At the end of the day, I called back. A different tech answered. I demanded to speak to a supervisor. “Yes sir. I have tried to get a key code for your program that I purchased this morning. I did not receive it. I did receive harassing phone calls from your company but no promised key code was emailed. I have now uninstalled the program. I request my money back in full.”
“We do not give refunds. You have downloaded the program and installed the key code.”
“I did not get a key code. You can check.”
“I can give you a key code. First we need to log into your computer.”
“That is not going to happen. I installed Win Zip Malware in two minutes. Eight hours I have put up with your company and you still cannot provide the needed code. I want a full refund now.”
“I will contact my bank, Microsoft who recommended your company, and Google Chrome. And I will tell the world about your TECHHELP for $29.95. Please do not contact me again.” I have kept my word. My bank would not process a refund. Instead I filed a complaint with the credit card company. 
Stay safe my friends. 

Sunday, January 12, 2014


    My neighbor stood on the front porch. The obligatory cigarette dangling from her lips as she sprayed her front lawn with a water hose. On my way to the mailbox, she said, “Good afternoon, Pam.”
            “Good afternoon, Sarah. Did you know it rained for about 30 seconds a few hours ago?”
            She took the cigarette from her lips and looked around the cul-de-sac. “Can’t tell.”
            “Yeah. No one can.”
            I put up my Christmas lights after Thanksgiving. It sprinkled tiny drops on me then. Yesterday, I took down my lights—six weeks in between and not a drop of rain. Today, moisture came down so light it wasn’t measurable.
Meanwhile, the Eastern States flood and freeze.
            I lived in the Bay Area during the worse and longest droughts—1986 through 1991. Hot, dry, and miserable, the Bay-ites put bricks in the tanks and didn’t flush for number one not even in restaurants. We skipped showers, watched our yards turn to dust, and drove cars that all looked earth-toned. Hot. Dry. Miserable.
            The bonus round for the lack of water was Santa Ana winds, forest fires, and then the Quake of ’89. “Memories may be beautiful but yet…”
Finally, the rains came—hard and fast.

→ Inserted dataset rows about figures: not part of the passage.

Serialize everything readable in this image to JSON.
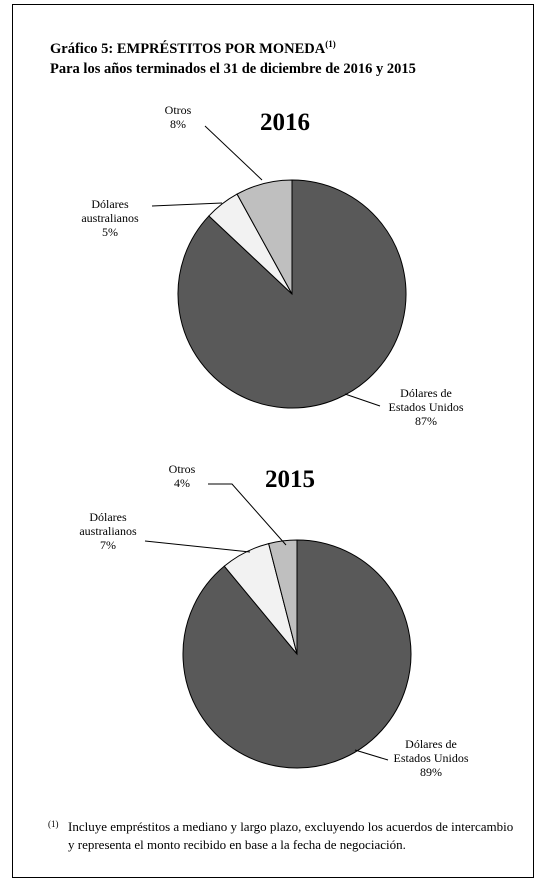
{
  "title": {
    "line1": "Gráfico 5: EMPRÉSTITOS POR MONEDA",
    "sup": "(1)",
    "line2": "Para los años terminados el 31 de diciembre de 2016 y 2015"
  },
  "chart_data": [
    {
      "type": "pie",
      "title": "2016",
      "slices": [
        {
          "name": "Dólares de Estados Unidos",
          "label_lines": [
            "Dólares de",
            "Estados Unidos",
            "87%"
          ],
          "value": 87,
          "color": "#595959"
        },
        {
          "name": "Dólares australianos",
          "label_lines": [
            "Dólares",
            "australianos",
            "5%"
          ],
          "value": 5,
          "color": "#f2f2f2"
        },
        {
          "name": "Otros",
          "label_lines": [
            "Otros",
            "8%"
          ],
          "value": 8,
          "color": "#bfbfbf"
        }
      ]
    },
    {
      "type": "pie",
      "title": "2015",
      "slices": [
        {
          "name": "Dólares de Estados Unidos",
          "label_lines": [
            "Dólares de",
            "Estados Unidos",
            "89%"
          ],
          "value": 89,
          "color": "#595959"
        },
        {
          "name": "Dólares australianos",
          "label_lines": [
            "Dólares",
            "australianos",
            "7%"
          ],
          "value": 7,
          "color": "#f2f2f2"
        },
        {
          "name": "Otros",
          "label_lines": [
            "Otros",
            "4%"
          ],
          "value": 4,
          "color": "#bfbfbf"
        }
      ]
    }
  ],
  "footnote": {
    "sup": "(1)",
    "text": "Incluye empréstitos a mediano y largo plazo, excluyendo los acuerdos de intercambio y representa el monto recibido en base a la fecha de negociación."
  }
}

On vacation, Paul and I walked hand in hand as the banks of Napa River overflowed into the streets and soaked our feet on the sidewalk. Redwoods fell over in Sausalito, the roots no longer secure as years of drought separated them from the soil. Earthquake shaken dirt turned to mud and erased banks in South San Francisco, Big Sur and SoCal.
Postcards for the tourist trade depicted the four seasons of California: drought, fire, flood, and mud slides.

Well, “Tighten your seat belts. We are in for a bumpy ride.” I am so glad I have chosen this moment in time to live a place whose summers are on average twenty degrees warmer than where I lived in 1987 through 1991. Sarcasm? Oh yay.